Smith v. United States, 877 F.3d 720, 722, 724 (7th Cir. 2017). Regarding a mobile home, the court noted that, under Illinois law, a “mobile hоme” is nothing more than a “prefabricated house,” easily dismissing the argument that a mobile home is not a “building or structure.” Id. at 722-23. Although including the word “trailer” was a closer call, the court looked to the purposes of Taylor to hold that the Illinois residential burglary statute defined generic burglary, despite the fact that it included “[t]railers used as dwellings.” Id. at 724-25 (“We think it unlikely that the Justices set out in Taylor to adopt a definition of generic burglary that is satisfied by no more than a handful of states—if by any. Statutes should be read to have consequences rather than to set the stage for semantic exercises.“).
While other circuits have held that statutes with language akin to “vehicle adapted for overnight accommodation” do not encompass generic burglary, this determination has not been without debate and
An excellent example of the debate associated with this issue is Stitt. In Stitt, the court concluded that Taylor proscribed “all things mobile or transitory” from generic burglary. 860 F.3d at 859. Judge Sutton, writing for himself and five other judges in dissent, disagreed with this characterization of Taylor. Id. at 876 (Sutton, J., dissenting). Judge Sutton replied that the “no-vehicles-or-tents rule implies that every state‘s basic burglary statute is non-generic,” essentially “render[ing] generic burglary a null set.” Id. at 880-81. He argued that this result is not required; “we should give the Court and Congress more credit” than understanding Taylor and the ACCA to mandate an essentially toothless statute. Id. at 881. As Judge Sutton so aptly put it, “[i]t‘s a strange genus that doesn‘t include any species.” Id. at 880.

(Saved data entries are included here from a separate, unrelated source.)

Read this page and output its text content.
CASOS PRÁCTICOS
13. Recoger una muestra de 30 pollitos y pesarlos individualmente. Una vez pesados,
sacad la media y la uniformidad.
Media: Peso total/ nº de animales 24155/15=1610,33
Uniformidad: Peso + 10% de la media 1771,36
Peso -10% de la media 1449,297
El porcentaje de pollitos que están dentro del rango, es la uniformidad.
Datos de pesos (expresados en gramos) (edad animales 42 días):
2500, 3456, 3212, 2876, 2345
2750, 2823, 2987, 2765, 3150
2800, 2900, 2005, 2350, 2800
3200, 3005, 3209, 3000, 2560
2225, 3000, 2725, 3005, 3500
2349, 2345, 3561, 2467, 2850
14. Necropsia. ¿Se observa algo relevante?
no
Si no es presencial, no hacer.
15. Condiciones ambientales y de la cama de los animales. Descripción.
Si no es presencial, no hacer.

Lacking a clear consensus, we are thus brought back to our analysis of Taylor, mindful that we need not leave common sense at the door. Both Congress‘s and Taylor‘s intent seem clear – to protect the public from career criminals that commit or have committed potentially violent felonies. Even setting aside the statutes that (a) are likely considered overbroad due to the inclusion of routine vehicles or (b) are potentially divisible, 25 states’ statutes include provisions protecting vehicles adapted or used for habitation.15 The number mushrooms when you add back in the potentially divisible statutes (7 states16) and the statutes already overbroad due to the inclusion of vehicles, or a state court‘s reading of the statute in a way that is overbroad (9 states17). This is not, of course, a binding declaration as to whether those statutes are non-generic or divisible; additional analysis would have to be done. But that so many states’ statutes would be in question ought to give us pause. We should not impute to Congress such a jarring outcome in the absence of a clear
requirement under the law to do so. Careful consideration of Supreme Court precedent plus common sense dictate that this cannot be the result.
Accordingly, I would affirm, and I respectfully dissent from the court‘s determination not to do so.